生きててよかった。こんな幸せな時間を与えてもらえるなんて。
羅刹は一秒も無駄にするまいと、手近な本から読み始めた。
◇ ◇ ◇
雲嵐は羅刹が部屋に入っていくのを見届け、黙々と本を読み漁る彼女をしばし観察する。
本当にわずかな時間で一冊読み切っている。恐ろしい。
「好きなことにあそこまで没頭できるのは羨ましいな」
自分には好きなものなどない。ただ殺されないように生きてきた。うつけを演じ、人目を憚って惰眠を貪り、ただ生を消費する毎日だ。
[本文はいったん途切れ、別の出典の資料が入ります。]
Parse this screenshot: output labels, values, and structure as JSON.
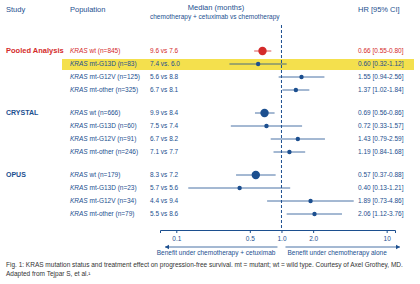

羅刹と出会ったのは、どうせ暇だろうと帝から面倒ごとを押し付けられ、ぶすくれていた時。麗玲が間違えて仕入れた珍妙な面をかぶり、気分転換にそれを被って外に出てみたところだった。
胸に「印」を持つ聡明で度胸のある彼女を捕まえたときは、厄介ごとを一緒に片付けてくれる便利な駒を得たと思った。しかし一緒に行動するたび、これまでに感じたことのない感情が芽生えたのを感じていた。
ふざけ合える友がいるというのは楽しいものだ。
自分には気を許せる人間がいなかった。
存在してはいけない皇子だったから。
いつかは殺される。その運命を半ば受け入れていた。
今は、毎日が輝いて見える。この厄介な帝の命に対しても、使命感が芽生えてきた。
羅刹と協力し、この事件の犯人にたどり着いたとき、自分は何か変われるかもしれない。
たまに奇声をあげ、走り回るのを我慢している様子の羅刹を見て呆れつつも。雲嵐の口元からは笑みが漏れていた。